Probabilistic programming languages (PPLs) such as Church have recently gained interest due to their expressiveness and ease-of-use. These languages support models that can be arbitrary composed and abstracted, and close the gap between traditional programming and probabilistic modeling. However debugging machine learning is still quite hard; it is difficult to identify whether a wrong prediction is due to inaccurate modeling, bug in the data representation, or the wrong choice of the approximate inference algorithm. Corresponding to the IDEs for traditional programming languages, there is a significant need for tools for probabilistic programming that enable the user to quickly create, debug, and iterate on complex models and inference.

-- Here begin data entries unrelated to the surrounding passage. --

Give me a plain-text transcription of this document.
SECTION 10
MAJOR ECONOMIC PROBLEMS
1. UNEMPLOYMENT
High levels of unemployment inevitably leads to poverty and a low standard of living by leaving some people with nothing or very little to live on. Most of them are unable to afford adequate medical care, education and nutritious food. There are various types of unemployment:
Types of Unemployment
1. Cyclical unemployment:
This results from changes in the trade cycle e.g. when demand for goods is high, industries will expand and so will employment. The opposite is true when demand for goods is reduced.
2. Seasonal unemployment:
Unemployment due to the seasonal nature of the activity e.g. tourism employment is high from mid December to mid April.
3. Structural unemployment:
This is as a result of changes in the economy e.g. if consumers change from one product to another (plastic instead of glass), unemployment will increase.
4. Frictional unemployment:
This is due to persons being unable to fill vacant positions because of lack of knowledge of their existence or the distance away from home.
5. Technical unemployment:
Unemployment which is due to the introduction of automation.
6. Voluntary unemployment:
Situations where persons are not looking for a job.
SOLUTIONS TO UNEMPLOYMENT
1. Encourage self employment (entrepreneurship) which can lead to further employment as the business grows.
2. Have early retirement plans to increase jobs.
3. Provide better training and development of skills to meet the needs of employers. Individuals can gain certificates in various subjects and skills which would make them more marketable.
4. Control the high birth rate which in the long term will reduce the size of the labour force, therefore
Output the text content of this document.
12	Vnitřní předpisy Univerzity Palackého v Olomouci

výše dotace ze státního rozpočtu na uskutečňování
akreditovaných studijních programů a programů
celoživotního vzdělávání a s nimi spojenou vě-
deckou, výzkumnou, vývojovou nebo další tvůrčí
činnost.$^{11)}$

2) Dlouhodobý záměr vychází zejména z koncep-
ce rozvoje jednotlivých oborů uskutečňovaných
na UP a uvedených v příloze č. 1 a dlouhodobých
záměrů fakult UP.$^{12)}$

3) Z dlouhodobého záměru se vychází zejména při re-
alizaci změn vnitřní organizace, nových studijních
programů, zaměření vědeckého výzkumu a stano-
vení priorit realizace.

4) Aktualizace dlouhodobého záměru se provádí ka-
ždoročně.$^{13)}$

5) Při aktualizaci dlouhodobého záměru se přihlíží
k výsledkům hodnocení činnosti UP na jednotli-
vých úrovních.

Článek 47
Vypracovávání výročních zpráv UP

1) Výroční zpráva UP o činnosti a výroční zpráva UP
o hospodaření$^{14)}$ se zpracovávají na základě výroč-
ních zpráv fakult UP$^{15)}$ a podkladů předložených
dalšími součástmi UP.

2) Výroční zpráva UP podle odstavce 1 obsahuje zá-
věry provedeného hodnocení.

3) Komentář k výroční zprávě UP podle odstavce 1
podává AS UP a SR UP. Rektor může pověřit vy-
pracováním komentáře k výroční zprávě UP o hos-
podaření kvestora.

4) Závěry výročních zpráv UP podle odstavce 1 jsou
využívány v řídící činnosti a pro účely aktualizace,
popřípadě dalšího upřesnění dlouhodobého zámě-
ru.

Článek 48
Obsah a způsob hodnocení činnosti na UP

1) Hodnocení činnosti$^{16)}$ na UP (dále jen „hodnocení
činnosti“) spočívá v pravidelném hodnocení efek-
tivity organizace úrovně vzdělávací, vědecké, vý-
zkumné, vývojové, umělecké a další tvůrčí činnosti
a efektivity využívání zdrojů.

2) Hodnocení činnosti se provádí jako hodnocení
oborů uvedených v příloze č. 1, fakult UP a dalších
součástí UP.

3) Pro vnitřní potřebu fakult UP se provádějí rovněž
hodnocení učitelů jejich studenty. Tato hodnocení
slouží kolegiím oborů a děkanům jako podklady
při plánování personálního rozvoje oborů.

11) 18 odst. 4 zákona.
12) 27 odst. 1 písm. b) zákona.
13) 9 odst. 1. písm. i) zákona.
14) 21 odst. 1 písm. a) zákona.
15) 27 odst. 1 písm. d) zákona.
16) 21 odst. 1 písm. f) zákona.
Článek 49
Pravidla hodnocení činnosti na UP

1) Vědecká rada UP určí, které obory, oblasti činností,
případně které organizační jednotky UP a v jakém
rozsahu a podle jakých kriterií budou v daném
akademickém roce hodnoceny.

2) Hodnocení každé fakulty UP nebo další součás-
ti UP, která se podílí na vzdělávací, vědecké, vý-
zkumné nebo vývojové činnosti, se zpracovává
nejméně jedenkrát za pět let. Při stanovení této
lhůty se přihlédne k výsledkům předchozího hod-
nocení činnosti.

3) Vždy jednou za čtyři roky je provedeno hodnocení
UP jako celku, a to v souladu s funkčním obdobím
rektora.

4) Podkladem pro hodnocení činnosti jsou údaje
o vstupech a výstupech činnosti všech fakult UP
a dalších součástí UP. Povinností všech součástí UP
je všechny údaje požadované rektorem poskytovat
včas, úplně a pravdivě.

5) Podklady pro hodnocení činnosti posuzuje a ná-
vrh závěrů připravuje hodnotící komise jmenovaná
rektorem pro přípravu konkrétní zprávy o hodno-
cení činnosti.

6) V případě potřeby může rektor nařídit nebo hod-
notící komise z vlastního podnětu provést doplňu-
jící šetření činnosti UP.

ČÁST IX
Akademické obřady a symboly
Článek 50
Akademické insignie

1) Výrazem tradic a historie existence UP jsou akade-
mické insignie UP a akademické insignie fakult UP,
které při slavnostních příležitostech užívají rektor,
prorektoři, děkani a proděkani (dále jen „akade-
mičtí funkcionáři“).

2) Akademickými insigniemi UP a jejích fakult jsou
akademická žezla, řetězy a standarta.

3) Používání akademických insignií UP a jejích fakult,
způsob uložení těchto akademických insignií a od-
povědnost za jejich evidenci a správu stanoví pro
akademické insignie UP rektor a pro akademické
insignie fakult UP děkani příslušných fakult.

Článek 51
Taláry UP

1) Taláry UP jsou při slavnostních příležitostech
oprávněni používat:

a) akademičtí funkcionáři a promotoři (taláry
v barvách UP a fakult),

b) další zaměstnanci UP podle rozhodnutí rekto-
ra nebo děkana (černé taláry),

In this demonstration, we present a first step towards integrated developing, debugging and visualization for PPLs. The proposed IDE is based on the read-eval-print loop (REPL) to allow quick iterations on writing and debugging, and consists of the following elements: (1) Editor (read): Users define the model and inference in a declarative, math-like language (with operators such as argmax) using a syntax highlighted code editor. (2) Build Automation (eval): Our underlying compilation engine transforms this declarative definition into factor graphs, and replaces the operators with efficient and/or approximate versions (such as Gibbs sampling, variational inference, gradient-based approaches, etc.) to generate low-level inference or learning code. (3) Debugging/Visualization (print): Our tool presents the underlying factor graph as an interactive UI element that supports clicking, drag and drop, hover, etc. to explore the structure and the potentials of the model. We visualize the results of inference in a graphical manner that adapts to the type of the result (bar charts for simple distributions, shaded maps for matrix-like objects, circles/arrows for NLP data types, etc.). For further fine-grained debugging, we can also surface intermediate results from inference, for example, visualizing the messages in belief propagation for each edge in the factor graph.

The combination of concise definition of the model and the inference, underlying compilation to factor graphs, and efficient implementation of operators using approximate inference enables users to write a variety of models, explore a number of different inference algorithms, and tackle tasks from a range of domains using an easy-to-use, platform independent (browser-based) interface.